AFRICAN PECULIARITIES: Why Africans are ‘not’ Good Readers

Photo credit: Janko Ferlic- Unspash


Times have changed. I might not have the true statistics but I believe over sixty percent of the youth today cannot construct a full sentence in their mother tongue. The very same thing can be said about Swahili, with English being the most common language spoken today. While many people are taking their time to paint this as a crisis, they do not pause to see that they are flogging a dead horse. Time is too far removed, and we are moving from a Luo and a Maasai man to more of a Kenyan, an African, and an International citizen. Even amongst those who speak their mother tongue, how many adhere a hundred percent to their society’s cultural norms? How many of them can call themselves a pure Luhya or a pure Kikuyu? Boys are turning into men in hospitals, the pain of manhood being blurred by injections, and they are fed with bland and tasteless knowledge that has no practical or moral grounds in our current society. Men and women are intermarrying, not only within but also outside the country. A few years ago, this was unfathomable. Now, to Literature.
Revered names in Kenyan Literature include; Grace Ogot, Meja Mwangi, Ngugi wa Thiong’o, Stanely Gazemba and many more. When we analyze their works, we realize that they are mostly fore-grounded in culture, tradition, colonialism and its effects, and a host of other topics deeply shrouded in the seventies. We forget that the current tribe in the country is made up of Englishmen and Frenchmen with Black Skin and in French and English colonies of Africa. It is not that my countrymen do not read. They voraciously consume books written by American and British authors because these books are fluid and relatable. They are not too far removed from the earth we are living in right now. While some of the authors in the country are still trapped in the days of the struggle for liberation, the current readership have had enough of the nostalgia and want to focus on things they can relate with.
Literature is not dogma written in stone.
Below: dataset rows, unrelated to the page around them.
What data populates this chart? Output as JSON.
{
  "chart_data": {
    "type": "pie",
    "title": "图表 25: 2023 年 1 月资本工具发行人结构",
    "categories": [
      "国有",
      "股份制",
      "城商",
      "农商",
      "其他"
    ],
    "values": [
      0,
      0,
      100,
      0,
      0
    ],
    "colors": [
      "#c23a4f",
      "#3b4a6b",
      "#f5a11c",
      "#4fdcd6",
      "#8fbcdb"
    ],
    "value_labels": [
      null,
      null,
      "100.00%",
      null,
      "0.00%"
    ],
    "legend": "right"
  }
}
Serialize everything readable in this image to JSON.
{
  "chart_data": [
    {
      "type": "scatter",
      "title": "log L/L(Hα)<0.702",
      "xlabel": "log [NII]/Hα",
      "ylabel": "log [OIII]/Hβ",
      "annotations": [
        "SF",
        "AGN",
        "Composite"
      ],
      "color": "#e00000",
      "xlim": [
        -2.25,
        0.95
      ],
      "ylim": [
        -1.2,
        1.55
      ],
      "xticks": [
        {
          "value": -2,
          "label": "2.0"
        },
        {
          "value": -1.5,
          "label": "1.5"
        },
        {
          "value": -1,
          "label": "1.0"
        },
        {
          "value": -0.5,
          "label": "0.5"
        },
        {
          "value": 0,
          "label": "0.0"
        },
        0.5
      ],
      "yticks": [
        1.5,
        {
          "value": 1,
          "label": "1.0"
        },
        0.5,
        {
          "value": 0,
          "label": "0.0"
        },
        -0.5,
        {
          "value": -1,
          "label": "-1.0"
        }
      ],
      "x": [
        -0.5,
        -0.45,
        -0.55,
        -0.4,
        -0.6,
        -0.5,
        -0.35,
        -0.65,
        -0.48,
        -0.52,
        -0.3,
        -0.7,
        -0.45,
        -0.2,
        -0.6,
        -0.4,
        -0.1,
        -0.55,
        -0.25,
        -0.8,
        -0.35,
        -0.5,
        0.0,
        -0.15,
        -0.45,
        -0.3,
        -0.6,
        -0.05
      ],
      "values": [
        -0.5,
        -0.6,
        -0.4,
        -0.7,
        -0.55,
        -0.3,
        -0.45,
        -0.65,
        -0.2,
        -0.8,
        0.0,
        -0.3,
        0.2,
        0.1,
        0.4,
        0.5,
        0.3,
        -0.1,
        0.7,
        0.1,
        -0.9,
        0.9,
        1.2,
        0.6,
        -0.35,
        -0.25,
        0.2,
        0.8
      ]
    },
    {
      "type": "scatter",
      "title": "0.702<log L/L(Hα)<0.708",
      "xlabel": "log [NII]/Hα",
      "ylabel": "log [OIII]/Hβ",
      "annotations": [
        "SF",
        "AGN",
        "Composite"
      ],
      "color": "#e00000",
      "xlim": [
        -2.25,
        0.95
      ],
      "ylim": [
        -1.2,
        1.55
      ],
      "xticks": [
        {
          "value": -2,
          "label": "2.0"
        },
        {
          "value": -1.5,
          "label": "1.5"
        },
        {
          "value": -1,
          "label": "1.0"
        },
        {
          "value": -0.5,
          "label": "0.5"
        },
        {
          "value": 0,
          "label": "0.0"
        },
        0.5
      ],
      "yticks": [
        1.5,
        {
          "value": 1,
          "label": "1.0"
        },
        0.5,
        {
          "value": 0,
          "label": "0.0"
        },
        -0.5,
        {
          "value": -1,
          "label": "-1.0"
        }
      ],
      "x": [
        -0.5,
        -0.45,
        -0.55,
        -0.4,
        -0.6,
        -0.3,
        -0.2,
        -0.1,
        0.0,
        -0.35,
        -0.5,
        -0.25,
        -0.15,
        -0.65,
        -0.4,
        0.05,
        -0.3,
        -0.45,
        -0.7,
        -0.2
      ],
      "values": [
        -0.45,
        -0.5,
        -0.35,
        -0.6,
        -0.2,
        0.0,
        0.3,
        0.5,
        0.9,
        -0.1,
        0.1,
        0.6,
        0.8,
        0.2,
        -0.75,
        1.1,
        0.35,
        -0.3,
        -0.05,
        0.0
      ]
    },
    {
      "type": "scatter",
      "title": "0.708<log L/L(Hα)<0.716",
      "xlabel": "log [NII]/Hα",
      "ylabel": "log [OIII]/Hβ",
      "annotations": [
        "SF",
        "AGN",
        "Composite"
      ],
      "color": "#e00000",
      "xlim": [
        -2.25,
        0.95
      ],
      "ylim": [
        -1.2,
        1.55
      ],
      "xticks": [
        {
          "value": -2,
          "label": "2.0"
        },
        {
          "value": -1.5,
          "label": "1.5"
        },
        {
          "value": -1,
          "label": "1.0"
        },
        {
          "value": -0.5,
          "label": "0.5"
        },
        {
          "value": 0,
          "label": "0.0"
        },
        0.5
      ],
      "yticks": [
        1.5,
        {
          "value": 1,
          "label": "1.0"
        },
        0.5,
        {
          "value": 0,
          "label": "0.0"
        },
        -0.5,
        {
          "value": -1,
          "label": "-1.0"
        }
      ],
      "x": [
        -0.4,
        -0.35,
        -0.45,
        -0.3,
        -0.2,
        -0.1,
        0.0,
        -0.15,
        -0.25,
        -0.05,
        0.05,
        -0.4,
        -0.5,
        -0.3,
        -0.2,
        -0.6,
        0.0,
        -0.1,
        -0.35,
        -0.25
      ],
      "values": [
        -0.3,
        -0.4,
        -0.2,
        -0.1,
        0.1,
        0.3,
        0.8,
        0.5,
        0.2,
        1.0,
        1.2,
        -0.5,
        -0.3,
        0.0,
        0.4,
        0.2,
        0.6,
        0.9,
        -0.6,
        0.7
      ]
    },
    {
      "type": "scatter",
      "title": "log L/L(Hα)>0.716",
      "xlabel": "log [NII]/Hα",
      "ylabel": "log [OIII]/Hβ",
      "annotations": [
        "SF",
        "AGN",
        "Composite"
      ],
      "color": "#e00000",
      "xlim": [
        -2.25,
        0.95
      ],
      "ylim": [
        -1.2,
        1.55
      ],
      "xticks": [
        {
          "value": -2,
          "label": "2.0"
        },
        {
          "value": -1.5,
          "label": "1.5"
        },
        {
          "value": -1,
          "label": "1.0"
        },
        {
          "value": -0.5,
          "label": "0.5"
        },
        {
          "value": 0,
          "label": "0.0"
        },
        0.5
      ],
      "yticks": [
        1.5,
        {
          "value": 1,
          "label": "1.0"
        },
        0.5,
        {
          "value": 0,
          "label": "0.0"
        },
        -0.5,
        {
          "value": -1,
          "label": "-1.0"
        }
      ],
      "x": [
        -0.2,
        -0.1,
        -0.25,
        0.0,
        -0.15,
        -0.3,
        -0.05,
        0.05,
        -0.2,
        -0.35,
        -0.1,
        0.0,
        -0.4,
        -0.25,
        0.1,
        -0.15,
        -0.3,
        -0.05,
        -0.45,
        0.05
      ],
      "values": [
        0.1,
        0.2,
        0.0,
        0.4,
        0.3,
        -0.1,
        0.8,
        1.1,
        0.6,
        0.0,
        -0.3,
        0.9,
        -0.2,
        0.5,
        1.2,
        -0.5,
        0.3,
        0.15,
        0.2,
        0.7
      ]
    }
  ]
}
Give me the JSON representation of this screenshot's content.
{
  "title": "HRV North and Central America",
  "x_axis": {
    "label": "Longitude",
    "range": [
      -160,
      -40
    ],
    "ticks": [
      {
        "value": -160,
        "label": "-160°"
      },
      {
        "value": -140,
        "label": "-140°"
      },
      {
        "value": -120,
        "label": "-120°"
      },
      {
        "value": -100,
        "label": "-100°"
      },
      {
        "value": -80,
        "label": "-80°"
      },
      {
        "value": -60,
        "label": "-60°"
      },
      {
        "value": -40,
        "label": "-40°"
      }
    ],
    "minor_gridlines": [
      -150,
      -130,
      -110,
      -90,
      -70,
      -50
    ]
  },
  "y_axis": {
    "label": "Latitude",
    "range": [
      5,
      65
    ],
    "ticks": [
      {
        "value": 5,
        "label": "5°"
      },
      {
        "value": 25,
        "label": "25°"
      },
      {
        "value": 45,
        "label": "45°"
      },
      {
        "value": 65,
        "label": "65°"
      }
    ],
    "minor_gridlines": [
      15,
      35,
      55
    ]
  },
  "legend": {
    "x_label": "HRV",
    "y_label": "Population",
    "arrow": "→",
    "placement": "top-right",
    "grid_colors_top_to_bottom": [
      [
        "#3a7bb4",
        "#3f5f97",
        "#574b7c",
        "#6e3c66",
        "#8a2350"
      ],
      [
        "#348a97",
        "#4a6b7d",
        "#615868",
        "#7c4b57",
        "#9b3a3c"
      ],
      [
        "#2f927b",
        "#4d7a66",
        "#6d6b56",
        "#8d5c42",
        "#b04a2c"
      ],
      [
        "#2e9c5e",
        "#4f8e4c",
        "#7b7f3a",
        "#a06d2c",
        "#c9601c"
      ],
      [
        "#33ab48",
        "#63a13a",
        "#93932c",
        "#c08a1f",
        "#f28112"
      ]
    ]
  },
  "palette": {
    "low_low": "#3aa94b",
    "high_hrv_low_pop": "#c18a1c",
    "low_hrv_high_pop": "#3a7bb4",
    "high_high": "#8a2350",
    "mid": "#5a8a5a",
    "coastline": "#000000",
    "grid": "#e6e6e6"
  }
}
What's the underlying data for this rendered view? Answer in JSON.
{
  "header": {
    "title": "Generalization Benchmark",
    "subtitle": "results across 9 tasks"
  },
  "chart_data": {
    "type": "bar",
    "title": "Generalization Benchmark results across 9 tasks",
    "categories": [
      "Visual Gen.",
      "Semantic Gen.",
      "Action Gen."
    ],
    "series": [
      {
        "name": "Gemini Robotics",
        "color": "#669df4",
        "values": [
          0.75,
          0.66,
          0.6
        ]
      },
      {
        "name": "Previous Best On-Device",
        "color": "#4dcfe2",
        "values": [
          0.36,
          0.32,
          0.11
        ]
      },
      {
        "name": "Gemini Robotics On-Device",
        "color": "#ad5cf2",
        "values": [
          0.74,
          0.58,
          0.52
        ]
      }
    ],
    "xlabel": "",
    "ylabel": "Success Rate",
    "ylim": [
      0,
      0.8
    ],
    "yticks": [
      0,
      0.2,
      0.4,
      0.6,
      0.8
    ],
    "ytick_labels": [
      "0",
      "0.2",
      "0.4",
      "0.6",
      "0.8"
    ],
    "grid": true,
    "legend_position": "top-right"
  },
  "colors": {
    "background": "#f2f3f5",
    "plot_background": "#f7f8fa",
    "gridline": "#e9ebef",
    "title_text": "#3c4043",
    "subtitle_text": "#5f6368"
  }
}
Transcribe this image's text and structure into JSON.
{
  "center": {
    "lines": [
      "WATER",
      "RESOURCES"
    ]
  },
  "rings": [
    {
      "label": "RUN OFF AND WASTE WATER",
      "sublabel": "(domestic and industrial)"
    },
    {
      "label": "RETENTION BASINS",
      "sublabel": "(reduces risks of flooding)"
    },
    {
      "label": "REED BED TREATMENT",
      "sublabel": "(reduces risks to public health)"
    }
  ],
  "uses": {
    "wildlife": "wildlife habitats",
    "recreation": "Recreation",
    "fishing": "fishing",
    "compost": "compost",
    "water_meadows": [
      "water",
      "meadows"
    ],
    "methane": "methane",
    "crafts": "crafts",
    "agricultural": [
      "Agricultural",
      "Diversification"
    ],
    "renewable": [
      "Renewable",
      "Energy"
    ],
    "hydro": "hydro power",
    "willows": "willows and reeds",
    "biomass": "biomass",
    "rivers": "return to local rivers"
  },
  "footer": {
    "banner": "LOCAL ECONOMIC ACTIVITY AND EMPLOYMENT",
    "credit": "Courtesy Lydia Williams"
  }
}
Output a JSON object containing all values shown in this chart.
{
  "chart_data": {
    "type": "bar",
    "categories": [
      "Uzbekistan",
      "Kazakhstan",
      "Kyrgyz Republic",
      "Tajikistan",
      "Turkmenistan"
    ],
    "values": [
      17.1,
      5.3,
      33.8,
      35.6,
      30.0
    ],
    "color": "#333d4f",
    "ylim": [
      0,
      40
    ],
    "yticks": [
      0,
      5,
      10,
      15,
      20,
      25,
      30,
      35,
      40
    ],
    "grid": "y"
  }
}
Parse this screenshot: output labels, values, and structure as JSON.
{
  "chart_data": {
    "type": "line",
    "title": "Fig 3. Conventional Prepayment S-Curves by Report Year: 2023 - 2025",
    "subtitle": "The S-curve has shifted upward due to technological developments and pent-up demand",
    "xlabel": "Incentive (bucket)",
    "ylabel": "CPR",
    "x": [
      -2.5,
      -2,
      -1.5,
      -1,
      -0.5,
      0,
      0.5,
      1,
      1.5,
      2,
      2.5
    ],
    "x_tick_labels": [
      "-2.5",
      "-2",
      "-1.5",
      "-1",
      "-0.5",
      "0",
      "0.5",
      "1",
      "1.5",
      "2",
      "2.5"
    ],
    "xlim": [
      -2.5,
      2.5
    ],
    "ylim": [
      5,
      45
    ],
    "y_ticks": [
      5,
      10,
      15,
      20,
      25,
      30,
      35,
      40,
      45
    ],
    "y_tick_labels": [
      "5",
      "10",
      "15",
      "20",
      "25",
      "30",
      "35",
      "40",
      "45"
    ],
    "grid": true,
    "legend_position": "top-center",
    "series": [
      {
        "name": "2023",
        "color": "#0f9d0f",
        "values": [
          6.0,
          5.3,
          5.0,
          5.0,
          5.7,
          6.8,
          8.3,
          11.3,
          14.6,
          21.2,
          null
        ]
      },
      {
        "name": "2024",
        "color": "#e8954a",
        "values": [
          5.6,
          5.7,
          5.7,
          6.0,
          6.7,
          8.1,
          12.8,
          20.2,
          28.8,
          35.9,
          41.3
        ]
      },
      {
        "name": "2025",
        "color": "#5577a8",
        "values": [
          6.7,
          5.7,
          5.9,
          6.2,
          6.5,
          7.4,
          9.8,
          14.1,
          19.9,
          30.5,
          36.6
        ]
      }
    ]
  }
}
It should be like water, taking whatever shape the bottle comes with. It will not be watering down literature to portray what is happening in the current world, but many of the so-called traditional authors are stuck with ancestral writing ideas and themes, which they try to shove down the reader’s throats. These might be working in the halls of knowledge that they lock themselves to, but if you want a book to be read, then use Literature as a mirror of the society, not as some sort of parlance limited to esoteric bald heads. Talk about issues that people can relate with today if you want them to read you. Talk about Contemporary Christianity, Unemployment, Abortion, LGBTQ rights, the Middle Class and many more. Do not lock yourself to the middle ages and still go about complaining that Africans do not read. Stop being rigid. Do your homework and write for your audience, and then see if they will not read. You are the one with the gift, but if you choose to bury yourself in the cocoons of tradition and the dictates set by men and women who wrote for arcane purposes and for crowds of literary hoarders and paupers, then be ready to read your book with your wife and children. The world has changed. Find it in your heart to take a step ahead too. Gone are the days of the many authors who once ruled these streets. The world is opening up to new authors with new ideas, and Africa is hungrily waiting for them.